Marketingtechnisch vindt Ascoli minimodefilms wel erg slim, mits ze gemaakt worden door mensen met een duidelijke visie, zoals bijvoorbeeld fotograaf David Sims. “Het gaat dan niet om de film, maar over mode. Het is toch fantastisch om een lichaam op muziek te zien bewegen in kleding. Al die elementen spreken tot verbeelding.”

De reden dat modemerken massaal modefilmpjes laten maken is volgens Ascoli dat ze deel willen uitmaken van een ontwikkeling en om mensen aan te trekken. “Dat is toch het doel van communicatie: hou van ons, hou van ons, wij zijn zó speciaal, wij weten hoe het moet, hou van ons.”

Marc Ascoli is afgestudeerd als communicatiewetenschapper.

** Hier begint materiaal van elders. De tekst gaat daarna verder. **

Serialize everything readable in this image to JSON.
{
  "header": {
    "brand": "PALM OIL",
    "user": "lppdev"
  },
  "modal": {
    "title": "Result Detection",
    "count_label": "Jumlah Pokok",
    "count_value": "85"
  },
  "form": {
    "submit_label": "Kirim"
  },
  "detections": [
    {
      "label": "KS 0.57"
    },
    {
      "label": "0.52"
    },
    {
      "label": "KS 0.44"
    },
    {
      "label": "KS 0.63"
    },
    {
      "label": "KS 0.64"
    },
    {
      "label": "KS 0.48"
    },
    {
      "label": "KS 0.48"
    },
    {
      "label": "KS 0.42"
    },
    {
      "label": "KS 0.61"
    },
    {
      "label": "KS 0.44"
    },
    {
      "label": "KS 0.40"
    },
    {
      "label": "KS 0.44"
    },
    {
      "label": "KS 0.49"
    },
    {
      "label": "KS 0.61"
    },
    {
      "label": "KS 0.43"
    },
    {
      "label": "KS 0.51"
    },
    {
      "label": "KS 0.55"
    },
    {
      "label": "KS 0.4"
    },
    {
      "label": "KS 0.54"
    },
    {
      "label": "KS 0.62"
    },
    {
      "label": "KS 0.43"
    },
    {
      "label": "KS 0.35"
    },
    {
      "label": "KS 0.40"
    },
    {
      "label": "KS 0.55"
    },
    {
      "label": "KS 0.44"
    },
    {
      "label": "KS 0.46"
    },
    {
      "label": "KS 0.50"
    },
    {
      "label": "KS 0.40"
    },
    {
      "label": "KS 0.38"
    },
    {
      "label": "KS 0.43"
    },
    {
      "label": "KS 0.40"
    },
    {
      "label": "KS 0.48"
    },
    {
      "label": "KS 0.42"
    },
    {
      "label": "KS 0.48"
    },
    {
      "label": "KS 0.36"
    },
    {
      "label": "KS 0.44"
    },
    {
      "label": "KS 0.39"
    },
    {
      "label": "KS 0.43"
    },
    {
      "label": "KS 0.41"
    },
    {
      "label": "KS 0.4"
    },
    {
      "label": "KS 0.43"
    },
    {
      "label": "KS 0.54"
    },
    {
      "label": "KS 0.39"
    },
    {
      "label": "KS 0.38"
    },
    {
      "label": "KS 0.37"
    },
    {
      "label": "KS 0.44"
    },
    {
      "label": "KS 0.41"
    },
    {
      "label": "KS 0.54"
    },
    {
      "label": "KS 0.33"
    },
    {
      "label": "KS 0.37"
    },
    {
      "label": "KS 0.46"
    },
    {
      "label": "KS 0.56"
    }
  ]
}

Na zijn studie runt hij kort een pr-bureau. Begin jaren tachtig – ‘wat een geweldige bruisende tijd’ – wordt zijn aandacht getrokken door jonge Britse fotografen en legt hij zich toe op het ontdekken van talent. “Ik houd van talent. Als ik werk zie van mensen, en met ze praat, dan zie ik ook hoe ze zich zouden kunnen ontwikkelen.”

Ascoli’s beroep heeft altijd verder gereikt dan talent scouten en artdirection. Doel is dingen zien ontstaan en opbouwen, een visie ontwikkelen. “Het is een kwestie van het beste in mensen naar boven halen. Het gaat er niet om een modemerk fashionable te maken. Mijn manier van werken komt eigenlijk niet meer voor”, verzucht de Fransman.

Wat volgt is een tirade tegen de door business gedreven mode-industrie waarin luxemerken denken voor scheppen geld iets goeds te kunnen krijgen door het inhuren van de duurste fotografen, stylisten en haar- en make-up mensen.

Ook verwerpelijk en schadelijk voor een imago van een merk: mensen die op het laatste moment zeggen laten we even een filmpje maken. Marc Ascoli haat amateurisme. “Ik houd niet van die low-budgethouding. Een productie mag wel goedkoop zijn, maar de casting moet kloppen, de meisjes moeten kunnen bewegen. Een model is geen actrice, en een fotograaf geen filmregisseur – zonder dat geen film.”

Ascoli ziet liever een goede advertentiecampagne dan een o zo hippe maar onoriginele minifilm die het imago, ofwel de identiteit van een merk, weinig goed doet. Belangrijk is volgens hem een merk op een sensitieve manier te promoten, iets wat volgens Ascoli tegenwoordig niet mee valt. “ De markt is in de war. Merken met geld willen alles, de beste fotograaf, het beste model, de beste winkels. Dat is geen garantie voor kwaliteit.”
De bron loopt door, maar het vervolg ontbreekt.